If you are not flying in the weather or under the hood regularly, having flown six approaches five and a half months ago will not make you ready to go out on a 300-1 day and survive. The question then becomes whether regular practice sessions with a PC flight sim will keep you sharp enough to go out and fly in actual instrument conditions after a layoff of weeks or months since your last in-flight instrument experience.
The jury is still out on this. The studies referenced above suggest that it helps – folks who did PC-ATD training (thats training, with an instructor) but did not fly instruments in the interval between flight sessions did better on the second flight session. However, there have not yet been any studies on the effect of PC-ATD or PC flight sim practice during extended periods (weeks or months) between instrument flights.
My gut feel is that PC flight sim practice must provide some benefit, but it is not going to be a substitute for actual instrument flight practice or training.

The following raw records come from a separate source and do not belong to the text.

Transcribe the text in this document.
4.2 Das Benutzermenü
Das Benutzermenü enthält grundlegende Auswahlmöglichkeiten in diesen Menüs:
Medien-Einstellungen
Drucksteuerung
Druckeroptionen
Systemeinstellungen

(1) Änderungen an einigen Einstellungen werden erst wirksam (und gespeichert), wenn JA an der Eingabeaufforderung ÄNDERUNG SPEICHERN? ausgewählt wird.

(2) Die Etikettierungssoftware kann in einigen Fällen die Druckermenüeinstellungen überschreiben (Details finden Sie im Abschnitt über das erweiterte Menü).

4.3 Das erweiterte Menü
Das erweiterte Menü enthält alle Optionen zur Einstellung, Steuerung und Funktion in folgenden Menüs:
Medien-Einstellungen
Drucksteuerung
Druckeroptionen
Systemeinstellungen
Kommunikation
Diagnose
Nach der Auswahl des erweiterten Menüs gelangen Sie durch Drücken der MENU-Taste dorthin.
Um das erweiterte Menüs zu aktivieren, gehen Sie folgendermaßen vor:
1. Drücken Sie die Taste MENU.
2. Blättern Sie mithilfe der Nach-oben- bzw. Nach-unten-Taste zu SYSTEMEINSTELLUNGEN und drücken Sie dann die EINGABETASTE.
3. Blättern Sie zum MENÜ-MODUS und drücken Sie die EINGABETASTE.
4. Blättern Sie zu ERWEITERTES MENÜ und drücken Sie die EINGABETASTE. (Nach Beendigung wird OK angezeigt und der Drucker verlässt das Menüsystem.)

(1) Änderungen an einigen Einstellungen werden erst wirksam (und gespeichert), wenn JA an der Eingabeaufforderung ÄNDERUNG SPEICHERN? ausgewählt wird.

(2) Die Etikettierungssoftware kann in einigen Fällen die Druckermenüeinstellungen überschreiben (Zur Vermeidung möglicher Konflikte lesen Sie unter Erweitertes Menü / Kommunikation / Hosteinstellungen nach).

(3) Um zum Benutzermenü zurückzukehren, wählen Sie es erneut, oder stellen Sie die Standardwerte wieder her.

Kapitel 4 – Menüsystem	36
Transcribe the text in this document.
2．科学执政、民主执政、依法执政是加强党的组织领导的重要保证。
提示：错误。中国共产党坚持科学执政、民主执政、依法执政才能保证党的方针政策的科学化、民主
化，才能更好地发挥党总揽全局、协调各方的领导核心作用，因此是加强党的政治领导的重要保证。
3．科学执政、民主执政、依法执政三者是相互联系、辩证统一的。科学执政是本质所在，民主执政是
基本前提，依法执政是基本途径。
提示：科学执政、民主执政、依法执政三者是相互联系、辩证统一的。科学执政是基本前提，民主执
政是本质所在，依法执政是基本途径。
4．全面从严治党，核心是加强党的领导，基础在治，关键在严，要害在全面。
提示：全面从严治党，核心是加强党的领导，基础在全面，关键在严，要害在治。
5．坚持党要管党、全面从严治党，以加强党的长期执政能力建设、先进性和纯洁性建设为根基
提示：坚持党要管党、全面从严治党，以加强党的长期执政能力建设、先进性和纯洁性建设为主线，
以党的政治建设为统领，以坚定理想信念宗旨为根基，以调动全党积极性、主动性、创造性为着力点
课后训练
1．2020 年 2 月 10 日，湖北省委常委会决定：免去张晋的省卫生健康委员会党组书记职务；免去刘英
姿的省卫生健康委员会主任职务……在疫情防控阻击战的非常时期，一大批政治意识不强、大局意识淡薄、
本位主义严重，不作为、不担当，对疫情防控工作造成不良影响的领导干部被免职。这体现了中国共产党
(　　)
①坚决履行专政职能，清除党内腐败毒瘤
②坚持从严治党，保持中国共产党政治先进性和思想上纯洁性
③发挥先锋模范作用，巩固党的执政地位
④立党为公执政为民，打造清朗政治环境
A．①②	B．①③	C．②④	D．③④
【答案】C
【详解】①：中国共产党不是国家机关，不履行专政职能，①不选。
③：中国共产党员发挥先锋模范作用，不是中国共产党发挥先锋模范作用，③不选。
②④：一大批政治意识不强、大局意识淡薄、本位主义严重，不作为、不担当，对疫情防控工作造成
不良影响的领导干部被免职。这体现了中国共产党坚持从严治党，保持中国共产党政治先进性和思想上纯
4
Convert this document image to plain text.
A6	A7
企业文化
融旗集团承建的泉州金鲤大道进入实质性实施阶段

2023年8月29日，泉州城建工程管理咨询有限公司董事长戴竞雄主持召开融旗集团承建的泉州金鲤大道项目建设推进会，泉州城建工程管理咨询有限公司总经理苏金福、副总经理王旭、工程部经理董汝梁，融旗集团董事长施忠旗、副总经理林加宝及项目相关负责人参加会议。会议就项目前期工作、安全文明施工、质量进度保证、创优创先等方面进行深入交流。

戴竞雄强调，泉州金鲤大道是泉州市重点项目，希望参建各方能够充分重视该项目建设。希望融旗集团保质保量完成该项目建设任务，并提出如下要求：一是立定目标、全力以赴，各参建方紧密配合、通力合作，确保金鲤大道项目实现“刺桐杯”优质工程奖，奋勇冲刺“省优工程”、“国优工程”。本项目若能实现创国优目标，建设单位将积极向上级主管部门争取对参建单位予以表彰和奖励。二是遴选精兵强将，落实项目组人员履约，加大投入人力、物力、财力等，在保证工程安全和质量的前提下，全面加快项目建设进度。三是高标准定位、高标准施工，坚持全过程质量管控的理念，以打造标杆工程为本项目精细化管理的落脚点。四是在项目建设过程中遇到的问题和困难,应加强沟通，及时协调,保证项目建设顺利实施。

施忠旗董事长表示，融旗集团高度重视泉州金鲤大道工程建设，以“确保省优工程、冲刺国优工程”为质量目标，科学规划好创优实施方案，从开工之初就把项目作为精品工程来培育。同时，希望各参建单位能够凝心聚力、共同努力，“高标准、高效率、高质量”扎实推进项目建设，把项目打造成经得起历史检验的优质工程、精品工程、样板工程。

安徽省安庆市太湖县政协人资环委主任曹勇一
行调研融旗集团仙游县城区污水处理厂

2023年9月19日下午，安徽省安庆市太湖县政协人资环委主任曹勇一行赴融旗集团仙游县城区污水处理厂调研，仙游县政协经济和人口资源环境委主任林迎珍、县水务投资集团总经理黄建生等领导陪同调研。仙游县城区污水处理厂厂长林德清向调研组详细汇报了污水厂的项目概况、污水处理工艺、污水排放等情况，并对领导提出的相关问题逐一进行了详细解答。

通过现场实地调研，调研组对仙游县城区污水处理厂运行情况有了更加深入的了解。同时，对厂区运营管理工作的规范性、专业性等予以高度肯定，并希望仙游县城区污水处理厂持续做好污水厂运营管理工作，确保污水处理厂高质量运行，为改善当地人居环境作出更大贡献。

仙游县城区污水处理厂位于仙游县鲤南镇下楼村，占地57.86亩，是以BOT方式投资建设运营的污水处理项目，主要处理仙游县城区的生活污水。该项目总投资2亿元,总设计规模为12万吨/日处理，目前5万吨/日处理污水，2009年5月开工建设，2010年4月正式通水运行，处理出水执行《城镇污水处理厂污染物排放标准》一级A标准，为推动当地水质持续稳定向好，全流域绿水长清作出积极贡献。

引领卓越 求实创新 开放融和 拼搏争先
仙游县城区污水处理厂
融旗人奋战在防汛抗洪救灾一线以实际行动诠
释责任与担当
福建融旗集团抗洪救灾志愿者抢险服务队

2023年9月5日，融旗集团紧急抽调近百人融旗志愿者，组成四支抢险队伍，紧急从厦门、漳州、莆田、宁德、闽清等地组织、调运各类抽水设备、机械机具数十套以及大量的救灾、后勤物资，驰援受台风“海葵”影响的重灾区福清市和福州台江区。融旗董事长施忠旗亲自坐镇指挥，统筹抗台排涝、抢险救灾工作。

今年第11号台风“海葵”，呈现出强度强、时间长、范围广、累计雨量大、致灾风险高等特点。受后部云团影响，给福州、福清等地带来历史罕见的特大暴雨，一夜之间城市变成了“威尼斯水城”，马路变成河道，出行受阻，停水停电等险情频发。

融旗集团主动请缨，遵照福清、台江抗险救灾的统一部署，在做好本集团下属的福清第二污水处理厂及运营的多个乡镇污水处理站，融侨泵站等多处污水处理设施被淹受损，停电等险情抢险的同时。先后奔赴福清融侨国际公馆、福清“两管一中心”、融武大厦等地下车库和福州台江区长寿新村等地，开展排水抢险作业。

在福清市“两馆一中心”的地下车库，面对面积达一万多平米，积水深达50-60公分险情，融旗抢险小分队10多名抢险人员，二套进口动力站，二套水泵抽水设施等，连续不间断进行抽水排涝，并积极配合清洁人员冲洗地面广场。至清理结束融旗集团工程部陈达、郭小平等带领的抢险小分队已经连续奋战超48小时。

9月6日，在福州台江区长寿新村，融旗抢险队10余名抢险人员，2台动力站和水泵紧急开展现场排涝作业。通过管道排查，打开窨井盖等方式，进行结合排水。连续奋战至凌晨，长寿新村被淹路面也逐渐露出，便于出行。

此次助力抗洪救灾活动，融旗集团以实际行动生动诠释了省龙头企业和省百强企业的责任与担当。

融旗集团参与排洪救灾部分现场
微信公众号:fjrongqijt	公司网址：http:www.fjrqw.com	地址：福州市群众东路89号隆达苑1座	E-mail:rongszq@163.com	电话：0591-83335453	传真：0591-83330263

What are the real drawbacks of a PC flight sim for practicing or training? The first is that generally, there is the totally different feel and location of the controls.
The controls in an airplane have a dynamic feel to them, and that control feedback gives you cues about what the plane is doing. For example, at low speeds, the control forces are lighter, and that cues us to consider the possibility of a stall. At the same time, at high speed, when the controls are more sensitive, it takes more force to move them, thus canceling out some of the sensitivity. This effect is not simulated in any PC-ATD, much less on a PC flight sim.
Another problem is the use of a PC flight sim without an instructors supervision. There are plenty of uses for PC flight sims in which an instructors presence is not necessary. For an instrument student, a PC flight sim can be useful for practicing tasks already learned from an instructor.
However, as in the aircraft, attempting to try tasks before theyve been covered by the instructor can result in negative training. The law of exercise says that when we repeat a task many times, it becomes ingrained in us. However, when we arent doing it right, this results in a barrier to training, because it becomes that much harder to unlearn the improper technique and then learn the proper one. Even if that is accomplished, the law of primacy says that we may still revert to the first-learned improper technique under stress.
On the other hand, experienced instrument pilots should be able to use the sim as a reminder of proper procedures and to practice their scan. Just remember to get independent verification of those skills, perhaps through a semi-annual IPC.
All in all, I think the PC flight sim can be a useful tool for providing an inexpensive supplement to instrument flying. Under the supervision of a properly qualified instructor, the PC flight sim can be a useful tool for part-task training and preparation for an IPC or instrument check ride. It can also be used for practice of tasks already learned and for preflying unfamiliar instrument approaches.
It also has significant value as a tool for emergency procedures training, especially when it is used to learn how to deal with situations that, for safety or technical reasons, cannot be demonstrated in flight. There is no doubt that it can help maintain instrument proficiency, but the available data suggest that it is not a substitute for regular in-flight instrument experience.
Just be careful in how you apply it, because the quality of the experience is going to be limited, and the possibility of negative reinforcement is very real.
-Ron Levy is an ATP, CFII and director of Aviation Sciences at the University of Maryland Eastern Shore.